International Association
for Cryptologic Research

Threshold encryption enables a sender to encrypt a message towards $n$ recipients, such that any sufficiently large subset can decrypt the message, whereas any subset of too small size cannot. Silent threshold encryption additionally requires that all recipients can generate their public keys independently of each other, without engaging in an interactive distributed key generation protocol.

In this work, we present a simple blueprint for constructing such silent threshold encryption schemes, which remain secure as long as the number of corruptions is at most $t \leq (1/2 - \epsilon) \cdot n$, where $\epsilon > 0$ is an arbitrary constant. Our construction allows for ciphertexts and recipient public keys, whose sizes are independent of $n$. We evaluate the concrete efficiency of our construction and show that it is highly efficient. As an exemplary data point, when $t < n/3$, encrypting $1$ MB results in a ciphertext of size $1.067$ MB.

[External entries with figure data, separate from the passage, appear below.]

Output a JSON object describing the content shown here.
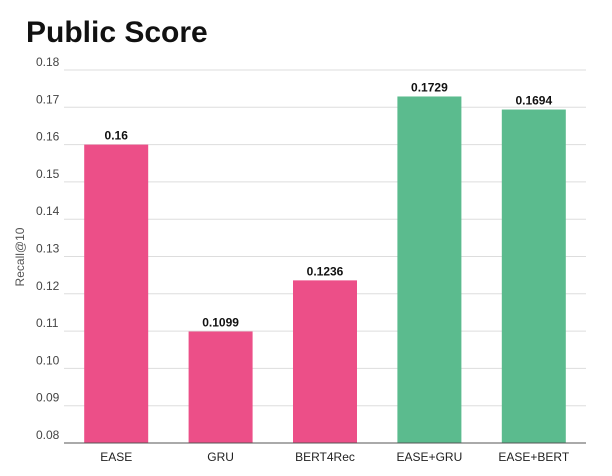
{
  "chart_data": {
    "type": "bar",
    "title": "Public Score",
    "xlabel": "",
    "ylabel": "Recall@10",
    "categories": [
      "EASE",
      "GRU",
      "BERT4Rec",
      "EASE+GRU",
      "EASE+BERT"
    ],
    "values": [
      0.16,
      0.1099,
      0.1236,
      0.1729,
      0.1694
    ],
    "data_labels": [
      "0.16",
      "0.1099",
      "0.1236",
      "0.1729",
      "0.1694"
    ],
    "bar_colors": [
      "#ec4f88",
      "#ec4f88",
      "#ec4f88",
      "#5bbb8e",
      "#5bbb8e"
    ],
    "ylim": [
      0.08,
      0.18
    ],
    "yticks": [
      "0.08",
      "0.09",
      "0.10",
      "0.11",
      "0.12",
      "0.13",
      "0.14",
      "0.15",
      "0.16",
      "0.17",
      "0.18"
    ],
    "grid": true,
    "legend": "none"
  }
}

On the technical side, we introduce a new model of corruptions, which we call one-shot adaptive corruptions, which conceptually lie between static and fully adaptive corruptions. We believe that the notion itself and our associated proof techniques may be of independent interest.

In comparison to prior works, we have smaller recipient public keys, do not require strong assumptions, such as indistinguishability obfuscation, or idealizing models, such as the generic group model, we allow for instantiating our blueprint to obtain plausible post-quantum security, and we prove security under a stronger security notion.